The establishment of the Unit, including the creation of a research seminar for the exchange of ideas and discussion of our several and overlapping concerns relating to societies in change and including questions of globalisation and change and aid. Our acitivies included:

  • The organization of a (very successful) Poverty Workshop in 1996,which brought together staff and students from a number of the Schools across Curtin as well as from welfare agencies and others concerned with poverty issues in Perth.
  • Postgraduate student assistance in the fields of development and African studies, including postgraduate graduate supervision of two students (one as chief supervisor, the second as co-supervisor) both of whom have successfully completed their degrees
  • Occasional lectures at the School (of Social Sciences) level. These included three on The Scholarly Construction of Africa to Social Sciences and Asian Languages, Sociology, Third Year unit in 1994; also one on The Political Economy of Development: in the Applied Anthropology and Development” Unit, School of Social Sciences and Asian Languages, in 1995; and one on Global Power Relations to the Murdoch University MA Program, Development and Conflict in 1997.

 Prof. Gertzel continued her own research on conflict and development with field work in Eastern Africa. Specific studies on Somalia, Rwanda, Uganda and Kenya. Research into the internationalization of education and its implications for tertiary level education in the ‘developing’ countries.

In addition other activities included:

:Member of the Executive Committee of The Inter-University Consortium for Development Studies in Western Australia during that body’s existence from 1993 to the mid-1990s; Chairperson of a Public seminar organised by RUSSIC and the WA Development Network in cooperation with other Perth agencies on the Simons Aid Review in 1997. Active (until late 1990s) with the policy committee of the WA branch of what is now Oxfam/Community Aid Abroad.

Member of the Project Management Committee for a DEET Funded, Edith Cowan-Murdoch University Joint Project, 1996-97, The Indian Ocean Rim Region: A Prototype Virtual Library.
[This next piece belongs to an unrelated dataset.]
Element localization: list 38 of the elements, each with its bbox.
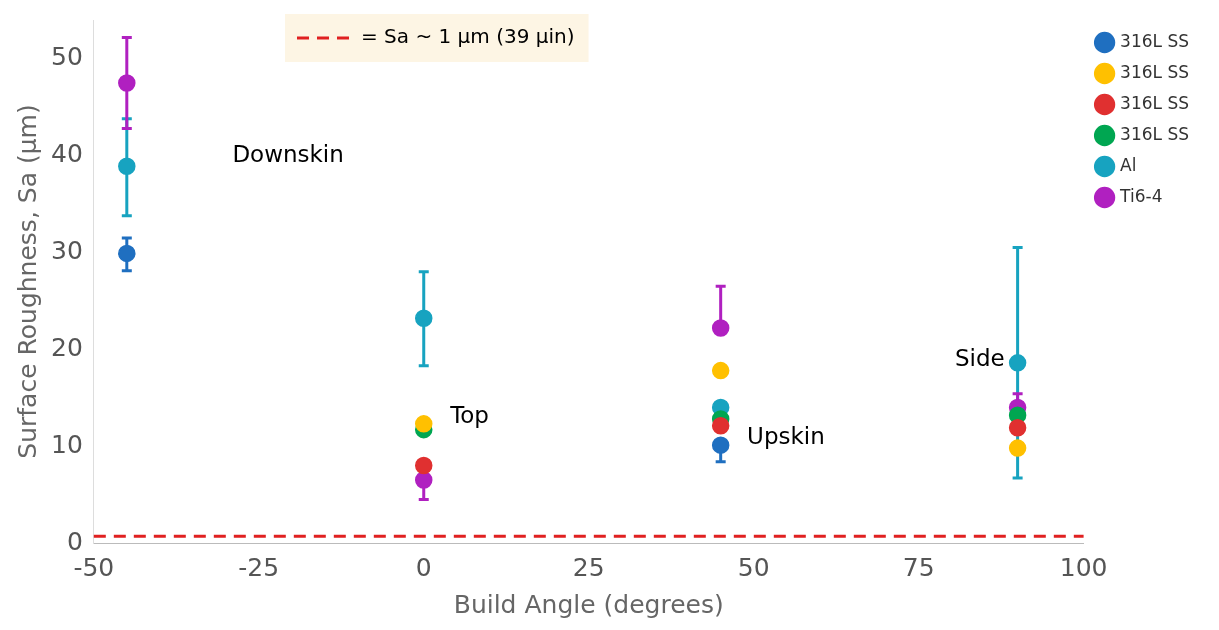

Since Prof. Gertzel retired from the Editorship of ARAS and finished ‘tidying up’ and handing over she worked primarily on the Uganda Historical Dictionary, and worked on a second edition with Dr T Ofkansky, (Washington) for which she wrote a long introductory essay (unpublished).  She also provided a working document relating to her own research materials and library/archival holdings which after some fifty years of working in east Africa constitute a significant holding on East African history and politics.

As an Honorary Research Fellow, University of Western Australia, History Dept (2003-:2007-8)

In connection primarily with the second edition of the Uganda Historical Dictionary (see above) Prof. Gerzel have extended her research on Uganda to the country’s pre-history. This is primarily through documentary sources and the growing body of material becoming available as a result of the increasing body of research eespecially by both archeological and historical linguists. At the same time she continued to work on the post-colonial state and in particular the regime under President Yoweri Museveni. For both projects Prof. Gertzel spent nearly three months, from October 2006 to January 2007 in Uganda at the Makerere Institute of Social Research.

 

African Studies Association of Australasia and the Pacific.(AFSAAP)

President, AFSAAP, 1982-1984.

1982-2010. Active role as a member of the Executive of the African Studies Association of Australasia and the Pacific (AFSAAP) and editor, of AFSAAP Newsletter through its successive reorganisations to its present status as Australasian Review of African Studies (ARAS), the transformation of which into a peer-reviewed journal. Co-organisor (with Dr Peter Limb) of the AFSAAP 1999 Annual and International Conference on New African Perspectives:Africa, Australasia and the Wider World at the End of the 20th Century held in Perth. November 1999.